Concernant le commerce extérieur bilatéral, largement excédentaire au bénéfice de la France, les échanges sont encore modestes et en dents de scies : le premier client export est le Kenya avec 141 M EUR (import 131,3), en recul de 13,7 % en 2020, suivi de l’Ouganda, où la livraison de deux Airbus a boosté les exportations à 126 M EUR (+367 %), alors que les importations progressaient de 15,2M EUR. Vers la Tanzanie, les exportations ont atteint 66 M EUR (+ 6 %) et vers le Rwanda, 20,2 M EUR.
Ces quatre pays, destinations de la dernière tournée africaine du ministre du Commerce extérieur, totalisent, avec 353 M EUR d’exportations françaises, à peine plus que celles vers le seil Burkina Faso (353 M EUR en 2019), et trois fois moins que la Côte d’Ivoire (1,1 Md EUR en 2019) ou le Sénégal (1 Md EUR), les deux principaux clients de l’export français en Afrique de l’Ouest francophone. La marge de progression est donc conséquente.
Des délégations d’entreprises françaises
Le fait est que les délégations d’entreprises de toute taille montées par Business France et/ou Medef international (Medefi) à l’occasion de cette tournée africaine de Franck Riester, qui l’a conduit successivement en Tanzanie (19 octobre), puis quelques jours plus tard en Ouganda (25 octobre), au Rwanda (27 octobre) et au Kenya (28-29 octobre), n’avaient rien à envier à d’autres déplacements : une vingtaine d’entreprises pour Kampala, une trentaine pour Kigali et une quarantaine pour le Kenya, selon le Quai d’Orsay.
A chaque étape, le ministre français a été reçu à bras ouvert par les chefs d’États (sauf au Rwanda où Jean-Yves Le Drian l’avait précédé) et nombre de ministres. Objectif : stimuler la mise en oeuvre du volet économique de la nouvelle stratégie africaine, et surfer sur les contacts pris lors du Sommet sur le financement des économies africaines de mai à Paris et du dernier Sommet Afrique-France de Montpellier, résolument tourné vers la société civile et le secteur privé.

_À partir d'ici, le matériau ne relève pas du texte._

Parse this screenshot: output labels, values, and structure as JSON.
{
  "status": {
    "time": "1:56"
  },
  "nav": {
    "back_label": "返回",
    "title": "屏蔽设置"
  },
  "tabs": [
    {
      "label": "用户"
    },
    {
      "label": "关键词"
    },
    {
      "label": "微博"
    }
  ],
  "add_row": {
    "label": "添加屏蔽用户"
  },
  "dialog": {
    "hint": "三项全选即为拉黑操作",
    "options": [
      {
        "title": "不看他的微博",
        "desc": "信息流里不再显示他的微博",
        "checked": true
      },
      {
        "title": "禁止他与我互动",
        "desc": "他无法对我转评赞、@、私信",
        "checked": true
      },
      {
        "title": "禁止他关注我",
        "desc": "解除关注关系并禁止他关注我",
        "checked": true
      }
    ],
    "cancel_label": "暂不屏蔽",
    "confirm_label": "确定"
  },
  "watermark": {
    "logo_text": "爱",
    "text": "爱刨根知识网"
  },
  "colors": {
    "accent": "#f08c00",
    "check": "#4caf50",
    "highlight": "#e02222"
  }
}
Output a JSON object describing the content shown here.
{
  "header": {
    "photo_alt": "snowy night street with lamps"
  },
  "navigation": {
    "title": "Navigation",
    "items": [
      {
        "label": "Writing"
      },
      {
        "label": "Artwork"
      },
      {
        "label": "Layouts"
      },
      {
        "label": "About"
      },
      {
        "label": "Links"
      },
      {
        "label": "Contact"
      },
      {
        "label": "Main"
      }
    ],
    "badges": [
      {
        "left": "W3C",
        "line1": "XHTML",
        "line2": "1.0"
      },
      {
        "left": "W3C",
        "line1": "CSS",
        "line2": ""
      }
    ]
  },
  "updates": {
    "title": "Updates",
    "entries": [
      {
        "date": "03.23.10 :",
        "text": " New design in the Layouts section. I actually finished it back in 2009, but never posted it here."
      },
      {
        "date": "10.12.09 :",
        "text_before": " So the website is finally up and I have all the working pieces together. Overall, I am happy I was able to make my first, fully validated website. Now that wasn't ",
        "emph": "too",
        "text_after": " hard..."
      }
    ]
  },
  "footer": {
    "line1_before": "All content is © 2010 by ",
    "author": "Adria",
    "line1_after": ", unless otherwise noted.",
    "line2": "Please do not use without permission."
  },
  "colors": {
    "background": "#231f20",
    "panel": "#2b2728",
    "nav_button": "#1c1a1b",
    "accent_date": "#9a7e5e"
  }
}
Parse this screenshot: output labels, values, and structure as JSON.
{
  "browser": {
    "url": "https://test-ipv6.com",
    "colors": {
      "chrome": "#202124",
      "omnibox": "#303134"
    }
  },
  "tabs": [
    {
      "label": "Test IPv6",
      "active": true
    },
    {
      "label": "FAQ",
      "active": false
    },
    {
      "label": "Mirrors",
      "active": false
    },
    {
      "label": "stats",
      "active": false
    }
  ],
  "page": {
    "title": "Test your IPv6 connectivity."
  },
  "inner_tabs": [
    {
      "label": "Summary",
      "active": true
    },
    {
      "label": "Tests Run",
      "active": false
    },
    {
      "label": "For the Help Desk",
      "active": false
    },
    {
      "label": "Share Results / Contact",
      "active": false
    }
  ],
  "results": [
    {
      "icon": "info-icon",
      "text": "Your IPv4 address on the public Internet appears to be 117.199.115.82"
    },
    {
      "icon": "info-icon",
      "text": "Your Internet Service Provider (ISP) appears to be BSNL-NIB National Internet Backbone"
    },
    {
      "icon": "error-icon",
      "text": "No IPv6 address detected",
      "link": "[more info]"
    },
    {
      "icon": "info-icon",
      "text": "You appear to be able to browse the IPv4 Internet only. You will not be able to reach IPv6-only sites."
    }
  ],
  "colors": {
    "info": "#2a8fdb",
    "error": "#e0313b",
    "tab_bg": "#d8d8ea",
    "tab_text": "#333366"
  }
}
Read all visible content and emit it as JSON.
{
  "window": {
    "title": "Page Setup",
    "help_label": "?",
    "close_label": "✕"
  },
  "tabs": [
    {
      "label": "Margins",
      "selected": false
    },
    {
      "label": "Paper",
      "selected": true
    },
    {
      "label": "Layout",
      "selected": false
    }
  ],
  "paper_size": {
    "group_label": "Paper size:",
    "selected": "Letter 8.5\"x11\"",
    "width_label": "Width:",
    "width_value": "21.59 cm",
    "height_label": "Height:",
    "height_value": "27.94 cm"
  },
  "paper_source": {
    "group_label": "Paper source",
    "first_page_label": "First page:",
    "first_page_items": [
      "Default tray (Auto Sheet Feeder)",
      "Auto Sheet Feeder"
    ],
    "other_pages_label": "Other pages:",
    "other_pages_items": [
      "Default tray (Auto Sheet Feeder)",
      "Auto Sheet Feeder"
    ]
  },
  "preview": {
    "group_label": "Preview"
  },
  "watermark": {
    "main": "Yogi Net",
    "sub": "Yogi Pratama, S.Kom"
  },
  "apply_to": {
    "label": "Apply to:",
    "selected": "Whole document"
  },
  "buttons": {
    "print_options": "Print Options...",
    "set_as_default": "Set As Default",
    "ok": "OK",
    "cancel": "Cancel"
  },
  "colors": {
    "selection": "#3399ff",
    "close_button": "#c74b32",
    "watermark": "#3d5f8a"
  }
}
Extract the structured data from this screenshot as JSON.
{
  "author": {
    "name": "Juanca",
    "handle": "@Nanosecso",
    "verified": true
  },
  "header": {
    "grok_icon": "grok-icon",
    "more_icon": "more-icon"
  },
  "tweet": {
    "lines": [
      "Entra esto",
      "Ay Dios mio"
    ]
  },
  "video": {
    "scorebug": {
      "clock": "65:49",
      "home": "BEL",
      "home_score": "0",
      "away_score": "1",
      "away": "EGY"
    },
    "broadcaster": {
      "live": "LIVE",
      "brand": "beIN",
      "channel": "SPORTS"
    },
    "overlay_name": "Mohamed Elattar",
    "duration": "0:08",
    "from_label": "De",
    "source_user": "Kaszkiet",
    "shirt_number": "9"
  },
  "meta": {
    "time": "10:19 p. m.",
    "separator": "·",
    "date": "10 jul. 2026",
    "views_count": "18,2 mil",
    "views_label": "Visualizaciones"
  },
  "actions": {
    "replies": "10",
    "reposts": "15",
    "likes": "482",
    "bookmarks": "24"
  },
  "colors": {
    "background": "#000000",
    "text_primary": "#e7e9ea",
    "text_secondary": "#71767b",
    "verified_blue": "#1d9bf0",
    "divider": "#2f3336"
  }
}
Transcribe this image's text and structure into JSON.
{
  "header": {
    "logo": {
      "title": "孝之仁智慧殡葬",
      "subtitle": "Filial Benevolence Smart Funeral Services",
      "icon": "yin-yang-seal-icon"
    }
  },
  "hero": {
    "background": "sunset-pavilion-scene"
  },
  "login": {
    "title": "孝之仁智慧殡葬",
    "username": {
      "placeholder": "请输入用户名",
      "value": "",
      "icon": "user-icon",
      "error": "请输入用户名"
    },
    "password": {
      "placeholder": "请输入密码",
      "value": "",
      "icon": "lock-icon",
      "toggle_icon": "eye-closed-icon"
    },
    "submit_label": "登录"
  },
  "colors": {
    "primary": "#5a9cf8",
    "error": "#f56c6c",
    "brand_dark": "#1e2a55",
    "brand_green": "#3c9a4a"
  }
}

En Tanzanie, une « task force » pour suivre les projets transports
En Tanzanie, où Franck Riester a assisté à l’inauguration d’un nouveau vol direct d’Air France avec Zanzibar, un forum d’affaires a permis de mettre en valeur plusieurs secteurs porteurs dans les infrastructures de transports (rénovation du terminal de l’aéroport de dar es Salam, construit par Bouygues), le tourisme, l’économie bleue.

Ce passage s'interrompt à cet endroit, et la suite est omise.